We learned today that Argentina has basically defaulted on its sovereign debt. It is inflating at 25% but they are indexing the inflation bonds at only 8%. Investors are coughing up these bonds in gigantic numbers. Nobody is out there wishing to buy these bonds.

Today we witnessed riots in the streets of Madrid and in Hong Kong because of the rising fuel prices. The high price of oil is having a devastating effect on all economies. The bankers who are long oil could not care less. They need oil at 150.00 to repair their balance sheet.

Speak to you tomorrow


Monday, June 9, 2008

Commentary June 9.08


Good evening Ladies and Gentlemen;

Gold closed down by  70 CENTS  to rest at 894.80.  Silver fared worse closing down by  22 cents to close at 17.15.


The open interest on gold fell Friday by 2000 contracts and the new Oi is 400,000.  This is despite the huge rise in the price of gold on Friday.  This is nothing short of spectacular.  Certain cartel members thought the heat was getting to them so they decided to exit the fray.  The largest banks continued to supply the paper and  major players bought these future contracts. 


Today, the cartel started their raid early and they met with stiff buying.   The raid was in full force at 1 pm well past the London afternoon fix.


The big news of the day was the loss of 2.88 per share at Lehman Brothers.  I guess I am vindicated as I told you on numerous occasions that these guys are lying.   A few days ago, their  spokesman came out and said everything was Ok and that were going to report good profits.  It is amazing what a few days will do.  Not only did they lose 2.88 per share but that they will need to raise 6 billion dollars to shore up its balance sheet.


Lehman Brothers recorded a net fall in revenue from 10 billion all the way down to 2.2 billion.  I stand by what I said to you last week:  these guys are bust!!


Today, we witnessed the entire banking sector in turmoil.  The SKF which is a banking index in reverse, rose a full 6 points signalling a huge problem in the banking sector.  The Mortgage Index  known as the BKW also  rose signalling the mess in the housing-mortgage field to be full throttle!.  On Friday, I indicated to you that the Shiller Index on house pricing showed a big 14.1% drop in house prices for the first 6 months.


Today we learned that  the subprime AA bonds are now priced at 12 cents on the dollar.  The A rated bonds and BBB bonds are about 5 cents on the dollar.

The fall out from the S and P reduction in the rate of Ambac and MBIA is having devastating effects on municipalities and pension holdings throughout the usa.  The downgrade will force liquidation of many of these bonds with nobody out there to purchase them.

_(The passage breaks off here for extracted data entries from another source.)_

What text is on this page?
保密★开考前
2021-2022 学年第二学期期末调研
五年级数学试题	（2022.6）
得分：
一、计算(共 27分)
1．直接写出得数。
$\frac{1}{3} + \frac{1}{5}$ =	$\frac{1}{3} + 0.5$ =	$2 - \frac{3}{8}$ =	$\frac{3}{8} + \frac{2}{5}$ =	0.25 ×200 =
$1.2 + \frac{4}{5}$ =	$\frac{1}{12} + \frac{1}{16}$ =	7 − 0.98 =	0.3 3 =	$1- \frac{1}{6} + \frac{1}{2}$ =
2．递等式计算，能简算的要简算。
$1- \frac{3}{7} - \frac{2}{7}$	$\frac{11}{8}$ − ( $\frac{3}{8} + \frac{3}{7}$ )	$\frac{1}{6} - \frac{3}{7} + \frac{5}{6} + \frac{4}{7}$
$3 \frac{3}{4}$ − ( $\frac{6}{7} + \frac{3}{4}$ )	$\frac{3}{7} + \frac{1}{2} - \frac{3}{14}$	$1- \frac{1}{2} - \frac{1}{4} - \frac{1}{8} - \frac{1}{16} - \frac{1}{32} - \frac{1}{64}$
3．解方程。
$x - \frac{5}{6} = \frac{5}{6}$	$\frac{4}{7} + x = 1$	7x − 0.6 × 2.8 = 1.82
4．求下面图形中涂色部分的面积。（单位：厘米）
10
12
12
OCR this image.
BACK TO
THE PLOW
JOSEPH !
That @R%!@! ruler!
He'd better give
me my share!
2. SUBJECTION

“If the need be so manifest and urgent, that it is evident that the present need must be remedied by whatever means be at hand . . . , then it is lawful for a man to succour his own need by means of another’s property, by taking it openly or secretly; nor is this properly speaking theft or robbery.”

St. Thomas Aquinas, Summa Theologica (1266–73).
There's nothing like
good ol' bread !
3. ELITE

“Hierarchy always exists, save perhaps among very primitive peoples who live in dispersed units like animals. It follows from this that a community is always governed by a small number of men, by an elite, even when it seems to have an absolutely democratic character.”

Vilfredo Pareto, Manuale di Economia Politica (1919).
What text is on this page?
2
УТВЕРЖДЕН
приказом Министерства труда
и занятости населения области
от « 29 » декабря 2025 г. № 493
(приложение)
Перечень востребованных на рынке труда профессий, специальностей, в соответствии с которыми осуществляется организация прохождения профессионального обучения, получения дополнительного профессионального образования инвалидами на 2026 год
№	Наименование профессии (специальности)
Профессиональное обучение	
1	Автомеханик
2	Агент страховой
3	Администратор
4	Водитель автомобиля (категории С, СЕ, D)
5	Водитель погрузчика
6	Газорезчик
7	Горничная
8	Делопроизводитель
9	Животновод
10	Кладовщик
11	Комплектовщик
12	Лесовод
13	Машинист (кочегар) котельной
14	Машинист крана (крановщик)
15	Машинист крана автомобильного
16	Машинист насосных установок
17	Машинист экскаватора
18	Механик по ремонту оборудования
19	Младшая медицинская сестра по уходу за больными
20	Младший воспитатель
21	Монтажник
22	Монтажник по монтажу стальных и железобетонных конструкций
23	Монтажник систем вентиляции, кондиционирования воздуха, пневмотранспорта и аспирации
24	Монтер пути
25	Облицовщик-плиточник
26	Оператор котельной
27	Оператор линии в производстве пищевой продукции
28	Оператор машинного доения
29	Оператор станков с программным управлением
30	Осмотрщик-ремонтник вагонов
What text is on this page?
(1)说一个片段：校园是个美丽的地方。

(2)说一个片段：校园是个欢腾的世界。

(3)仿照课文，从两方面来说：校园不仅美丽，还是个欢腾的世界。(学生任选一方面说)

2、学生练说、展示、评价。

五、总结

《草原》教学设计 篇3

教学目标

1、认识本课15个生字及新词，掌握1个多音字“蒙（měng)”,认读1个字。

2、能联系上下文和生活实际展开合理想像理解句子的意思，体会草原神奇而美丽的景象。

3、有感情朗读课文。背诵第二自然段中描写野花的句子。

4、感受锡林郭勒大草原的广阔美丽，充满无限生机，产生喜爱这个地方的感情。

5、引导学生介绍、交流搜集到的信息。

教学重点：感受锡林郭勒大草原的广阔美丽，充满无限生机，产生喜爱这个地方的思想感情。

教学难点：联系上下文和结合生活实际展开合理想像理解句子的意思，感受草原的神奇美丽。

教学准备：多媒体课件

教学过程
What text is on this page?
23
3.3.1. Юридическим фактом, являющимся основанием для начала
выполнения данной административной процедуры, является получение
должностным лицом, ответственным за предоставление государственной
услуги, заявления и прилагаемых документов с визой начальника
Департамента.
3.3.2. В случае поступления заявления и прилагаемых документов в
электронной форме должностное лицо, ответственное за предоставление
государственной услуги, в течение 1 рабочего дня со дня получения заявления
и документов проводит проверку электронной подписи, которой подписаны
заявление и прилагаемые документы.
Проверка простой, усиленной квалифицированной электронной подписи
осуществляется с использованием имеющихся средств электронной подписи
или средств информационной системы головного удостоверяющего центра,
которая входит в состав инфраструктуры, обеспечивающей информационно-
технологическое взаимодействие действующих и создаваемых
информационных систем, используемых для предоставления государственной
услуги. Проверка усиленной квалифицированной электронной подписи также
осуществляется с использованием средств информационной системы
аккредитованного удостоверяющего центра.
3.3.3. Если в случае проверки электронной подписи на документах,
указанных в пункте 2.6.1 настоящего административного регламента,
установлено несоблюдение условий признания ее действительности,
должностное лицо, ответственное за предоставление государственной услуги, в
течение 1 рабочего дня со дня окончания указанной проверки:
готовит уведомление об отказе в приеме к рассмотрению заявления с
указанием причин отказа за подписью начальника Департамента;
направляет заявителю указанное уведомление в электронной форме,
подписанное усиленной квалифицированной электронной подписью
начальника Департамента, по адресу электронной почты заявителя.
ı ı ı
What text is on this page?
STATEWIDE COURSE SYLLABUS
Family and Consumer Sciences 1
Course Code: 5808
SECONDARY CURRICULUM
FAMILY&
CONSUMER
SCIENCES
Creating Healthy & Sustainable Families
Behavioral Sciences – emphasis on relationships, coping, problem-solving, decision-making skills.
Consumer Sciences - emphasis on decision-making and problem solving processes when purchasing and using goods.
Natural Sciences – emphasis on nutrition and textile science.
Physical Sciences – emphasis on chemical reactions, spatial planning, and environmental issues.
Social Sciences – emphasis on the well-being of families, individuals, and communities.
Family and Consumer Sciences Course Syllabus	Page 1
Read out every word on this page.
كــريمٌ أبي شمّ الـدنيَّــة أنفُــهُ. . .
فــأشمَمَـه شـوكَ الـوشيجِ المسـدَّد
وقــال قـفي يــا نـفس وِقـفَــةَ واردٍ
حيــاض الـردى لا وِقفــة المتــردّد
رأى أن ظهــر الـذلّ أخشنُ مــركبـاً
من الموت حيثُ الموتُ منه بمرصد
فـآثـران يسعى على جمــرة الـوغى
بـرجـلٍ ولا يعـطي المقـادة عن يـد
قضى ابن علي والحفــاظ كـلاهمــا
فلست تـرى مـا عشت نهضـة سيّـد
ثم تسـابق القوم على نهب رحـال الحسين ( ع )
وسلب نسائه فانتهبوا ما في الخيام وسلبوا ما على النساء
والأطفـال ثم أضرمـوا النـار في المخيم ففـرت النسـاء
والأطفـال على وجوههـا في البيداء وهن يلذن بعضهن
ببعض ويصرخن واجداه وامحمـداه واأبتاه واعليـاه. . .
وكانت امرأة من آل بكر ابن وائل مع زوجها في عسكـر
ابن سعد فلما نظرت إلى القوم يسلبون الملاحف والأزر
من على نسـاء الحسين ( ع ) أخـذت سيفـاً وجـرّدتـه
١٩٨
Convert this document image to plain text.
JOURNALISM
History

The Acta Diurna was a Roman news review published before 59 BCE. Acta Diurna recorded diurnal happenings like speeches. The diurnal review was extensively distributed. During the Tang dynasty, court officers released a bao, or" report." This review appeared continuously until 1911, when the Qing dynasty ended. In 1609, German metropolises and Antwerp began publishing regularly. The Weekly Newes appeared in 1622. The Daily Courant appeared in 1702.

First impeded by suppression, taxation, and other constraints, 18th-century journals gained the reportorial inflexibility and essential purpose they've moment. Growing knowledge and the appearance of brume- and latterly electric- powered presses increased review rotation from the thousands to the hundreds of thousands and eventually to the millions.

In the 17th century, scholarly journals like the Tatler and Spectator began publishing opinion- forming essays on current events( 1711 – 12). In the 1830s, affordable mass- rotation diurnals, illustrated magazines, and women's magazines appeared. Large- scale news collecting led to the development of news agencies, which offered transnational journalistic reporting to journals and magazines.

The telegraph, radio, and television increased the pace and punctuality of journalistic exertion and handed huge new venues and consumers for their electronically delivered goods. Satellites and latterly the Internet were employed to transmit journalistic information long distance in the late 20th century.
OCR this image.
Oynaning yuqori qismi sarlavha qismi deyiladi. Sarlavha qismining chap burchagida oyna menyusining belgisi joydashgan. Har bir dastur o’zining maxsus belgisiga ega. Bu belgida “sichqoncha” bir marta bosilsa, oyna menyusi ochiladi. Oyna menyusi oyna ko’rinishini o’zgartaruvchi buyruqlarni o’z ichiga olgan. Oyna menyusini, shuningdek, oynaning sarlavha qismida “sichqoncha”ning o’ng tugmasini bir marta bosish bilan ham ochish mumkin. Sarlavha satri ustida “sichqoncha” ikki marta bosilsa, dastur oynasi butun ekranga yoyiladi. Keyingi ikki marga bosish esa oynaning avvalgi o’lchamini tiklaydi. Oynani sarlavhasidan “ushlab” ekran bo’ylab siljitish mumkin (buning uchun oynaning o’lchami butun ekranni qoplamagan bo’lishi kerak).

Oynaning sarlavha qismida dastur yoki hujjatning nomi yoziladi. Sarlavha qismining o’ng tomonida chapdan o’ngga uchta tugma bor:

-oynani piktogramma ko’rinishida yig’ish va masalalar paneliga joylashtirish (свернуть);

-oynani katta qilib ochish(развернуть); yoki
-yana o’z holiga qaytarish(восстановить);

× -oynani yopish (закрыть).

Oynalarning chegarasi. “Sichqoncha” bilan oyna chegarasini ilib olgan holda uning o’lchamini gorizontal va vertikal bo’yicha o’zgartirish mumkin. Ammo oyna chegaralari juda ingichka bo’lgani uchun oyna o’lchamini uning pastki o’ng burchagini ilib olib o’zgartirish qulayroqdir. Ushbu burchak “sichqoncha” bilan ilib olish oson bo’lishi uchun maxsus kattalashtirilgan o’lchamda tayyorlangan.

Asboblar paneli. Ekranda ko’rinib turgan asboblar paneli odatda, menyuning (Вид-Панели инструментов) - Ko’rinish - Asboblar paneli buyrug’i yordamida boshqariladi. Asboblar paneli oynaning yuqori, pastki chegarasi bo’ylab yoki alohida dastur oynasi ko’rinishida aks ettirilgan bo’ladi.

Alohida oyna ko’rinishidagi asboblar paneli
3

Spain’s Premier, Zapatero  came out today and scolded Trichet for even thinking of raising interest rates over in Euroland.   Spains economy is now in turmoil and they are joined in that category by Iceland, Greece, Turkey, and ItalySpain’s house prices have fallen by 15% from Sept and 98% of their mortgages are all variable.   They are all priced off the 3month Libor rate and it is rising. After Trichet announced a possible rate rise, the Libor rate rose by 32 basis points to 5.24%,   A rise in mortgages will bury Spain and force its bankruptcy.  It has no foreign reserves and must now rely on the ECB for euro help.


This came late today:


12:17 NY Fed President Geithner discusses the need for financial regulation
Geithner says that the 17 major financial institutions are meeting this afternoon to discuss changes with respect to derivatives. The firms will establish a clearing house for credit default swaps. Geithner did not comment on the outlook for interest rates or the economy.  End

Looks to me like Wall Street is burning!!.  Most bank stocks were hit hard today with Citibank under 20.00 , Lehman Brothers broke 30.00 and the granddaddy of them all JPMorgan broke 40.00.


Bill King came out today and basically reinforced what I told you on Saturday that the  B/D fabrication added 217000 of  phantom jobs.


India announced a fall of 59% in gold imports.  This is not the marriage season as it begins in earnest in Sept.  However I doubt very much their figures.